There were countless club stands present with our near neighbours comprising such groups as; the Simca Club, Blood Sweat N Gears, Dunton Retirees Car Club, Vauxhall Drivers’ Club, Wacky Racers and the Afro Caribbean Classic/Sports Car Club. Other Jag Regions were represented by the JDC Kent, and the JEC West Sussex. The One-Make Parking was nearby. This is the place where fans of many popular makes come together to form single brand displays. Generally, these are vehicles manufactured before 1997 although there is a section set aside to cater for later models.
Entertainment was laid on with interviews with Tiff Needell and Ben “Stig” Collins, a 50’s Rock & Roll band, Motor Cycle Stunt Team, Club Awards and, as they say…much more. You could even see car wrapping demonstrations – check out the turquoise Audi A8.
The major car manufacturers also lent some of their prized collectibles to the event, including a Datsun 240Z, a Suzuki Whizzkid (I joke not) and a Vauxhall Victor FE.
Modern Classics are becoming ever more popular at these events as the boys/girls a couple of generations younger than us become able to afford the cars they lusted after in their youth. You could see clubs catering for; Subaru, Ford XR3i’s,
Cosworths, M Series. The list goes on, but I must also include the Nissan Cube and the Ford Galaxy Clubs.
No, the latter doesn’t represent the 60’s American icons that finally did it for the racing Mk2’s, but the people carrier that we are so familiar with if you do the airport run often. These appeared to be highly modded beasts with “interesting” engine bays. Sadly I did not learn what lumps were shoe horned under the bonnets, but I doubt they were used to take Granny and the kids to Bognor Regis.

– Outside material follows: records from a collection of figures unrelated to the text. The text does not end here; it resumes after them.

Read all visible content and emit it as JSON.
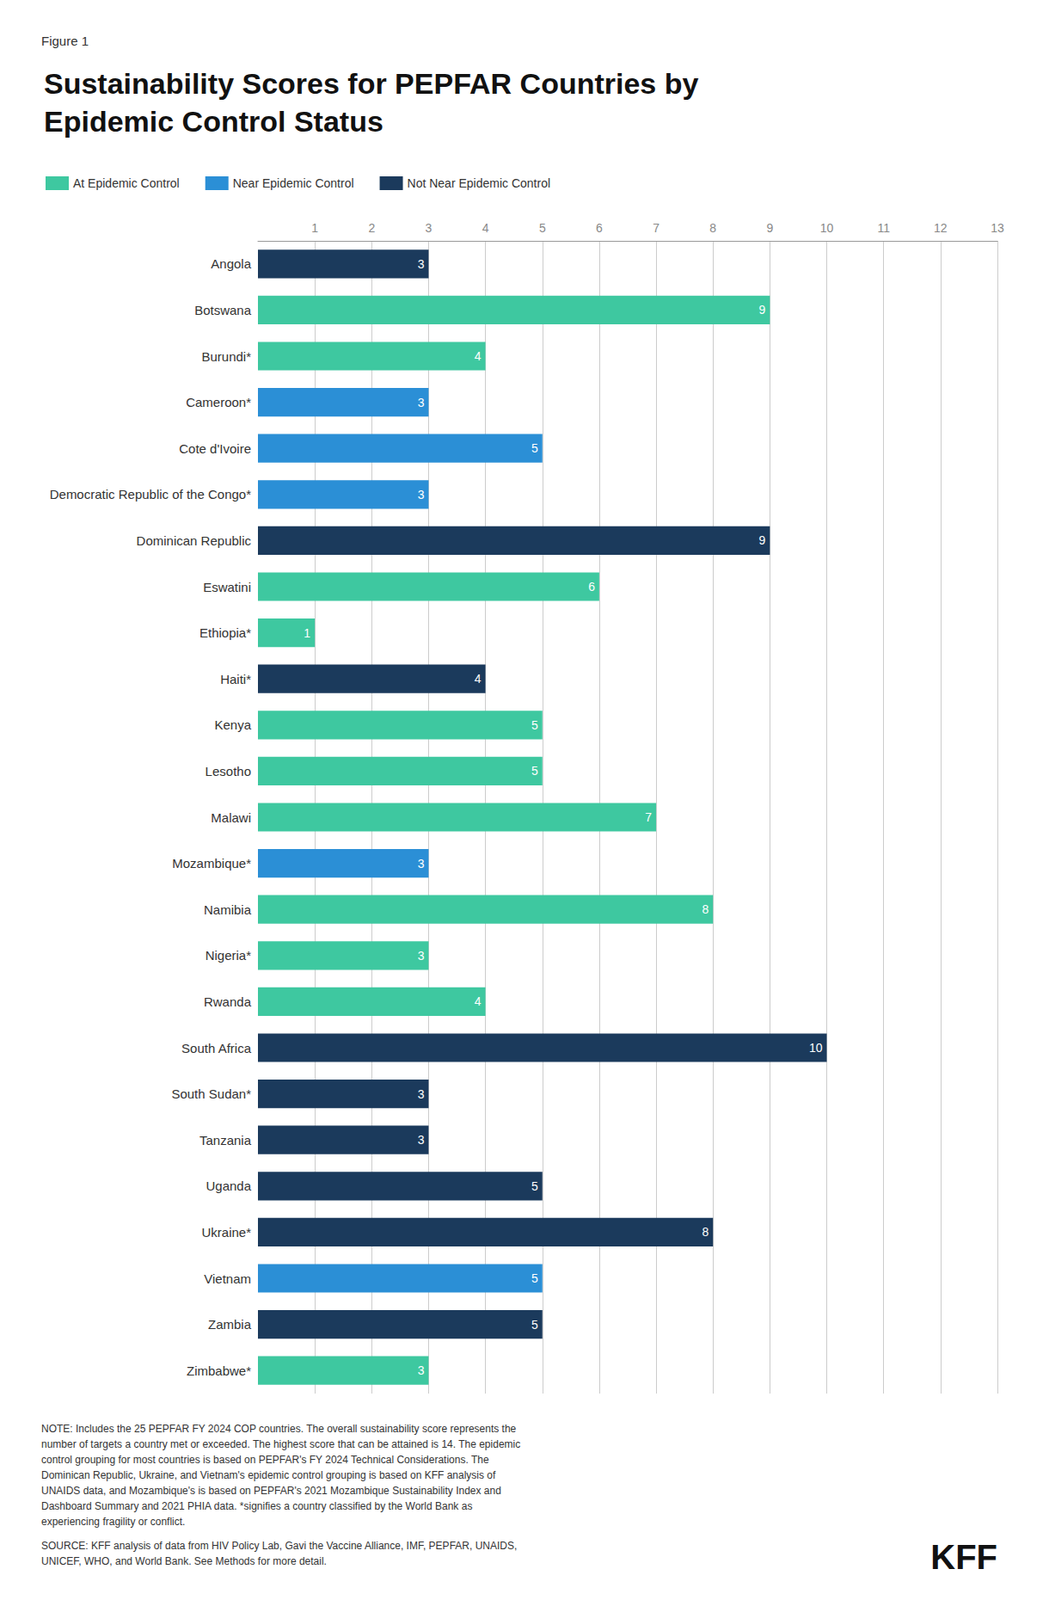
{
  "chart_data": {
    "type": "bar",
    "orientation": "horizontal",
    "title": "Sustainability Scores for PEPFAR Countries by\nEpidemic Control Status",
    "annotations": [
      "Figure 1",
      "NOTE: Includes the 25 PEPFAR FY 2024 COP countries. The overall sustainability score represents the\nnumber of targets a country met or exceeded. The highest score that can be attained is 14. The epidemic\ncontrol grouping for most countries is based on PEPFAR's FY 2024 Technical Considerations. The\nDominican Republic, Ukraine, and Vietnam's epidemic control grouping is based on KFF analysis of\nUNAIDS data, and Mozambique's is based on PEPFAR's 2021 Mozambique Sustainability Index and\nDashboard Summary and 2021 PHIA data. *signifies a country classified by the World Bank as\nexperiencing fragility or conflict.",
      "SOURCE: KFF analysis of data from HIV Policy Lab, Gavi the Vaccine Alliance, IMF, PEPFAR, UNAIDS,\nUNICEF, WHO, and World Bank. See Methods for more detail.",
      "KFF"
    ],
    "categories": [
      "Angola",
      "Botswana",
      "Burundi*",
      "Cameroon*",
      "Cote d'Ivoire",
      "Democratic Republic of the Congo*",
      "Dominican Republic",
      "Eswatini",
      "Ethiopia*",
      "Haiti*",
      "Kenya",
      "Lesotho",
      "Malawi",
      "Mozambique*",
      "Namibia",
      "Nigeria*",
      "Rwanda",
      "South Africa",
      "South Sudan*",
      "Tanzania",
      "Uganda",
      "Ukraine*",
      "Vietnam",
      "Zambia",
      "Zimbabwe*"
    ],
    "series": [
      {
        "name": "At Epidemic Control",
        "color": "#3EC8A0",
        "values": [
          null,
          9,
          4,
          null,
          null,
          null,
          null,
          6,
          1,
          null,
          5,
          5,
          7,
          null,
          8,
          3,
          4,
          null,
          null,
          null,
          null,
          null,
          null,
          null,
          3
        ]
      },
      {
        "name": "Near Epidemic Control",
        "color": "#2B8FD6",
        "values": [
          null,
          null,
          null,
          3,
          5,
          3,
          null,
          null,
          null,
          null,
          null,
          null,
          null,
          3,
          null,
          null,
          null,
          null,
          null,
          null,
          null,
          null,
          5,
          null,
          null
        ]
      },
      {
        "name": "Not Near Epidemic Control",
        "color": "#1B3A5C",
        "values": [
          3,
          null,
          null,
          null,
          null,
          null,
          9,
          null,
          null,
          4,
          null,
          null,
          null,
          null,
          null,
          null,
          null,
          10,
          3,
          3,
          5,
          8,
          null,
          5,
          null
        ]
      }
    ],
    "xlim": [
      0,
      13
    ],
    "xticks": [
      1,
      2,
      3,
      4,
      5,
      6,
      7,
      8,
      9,
      10,
      11,
      12,
      13
    ],
    "grid": true,
    "legend": "upper left",
    "data_labels": true
  }
}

During such shows, we often play “Which Car Would I Take Home?” This show proved no exception with Richard Gibby correctly identifying mine before I’d even seen it. It will come as no surprise that it was American iron in the shape of a Chrysler New Port convertible of 1961 vintage resplendent in metallic Dubonet and white leather.
This car was really special having had only two previous owners and with a genuine 8,200 miles on the odometer. Look underneath – and we did – the car looked like it had just rolled from the production line. Not concourse, far better – factory fresh. The fact that it had spent much of its life in a collection naturally helped. Still with the car were the jacking instructions stuck on the boot lining and the paint colour choice card. For those interested, the New Port shared its wheel base with the Windsor and, like that car, was around 4 inches shorter than the New Yorker and top of the range Imperial. Whilst it was the cheapest of the Chrysler range, it did possess a 5.9 litre 265 bhp V8 nestling below the ample bonnet. 2,135 convertibles were manufactured in 1961, making this car quite rare for an American model.
Around 2.30pm people started to leave and by 4pm the exodus was gathering momentum. Most probably the heat was a factor and despite the Beer Bus, we too were feeling the temperature and left shortly afterwards.
A good show – yes. Let’s try to make it again next year.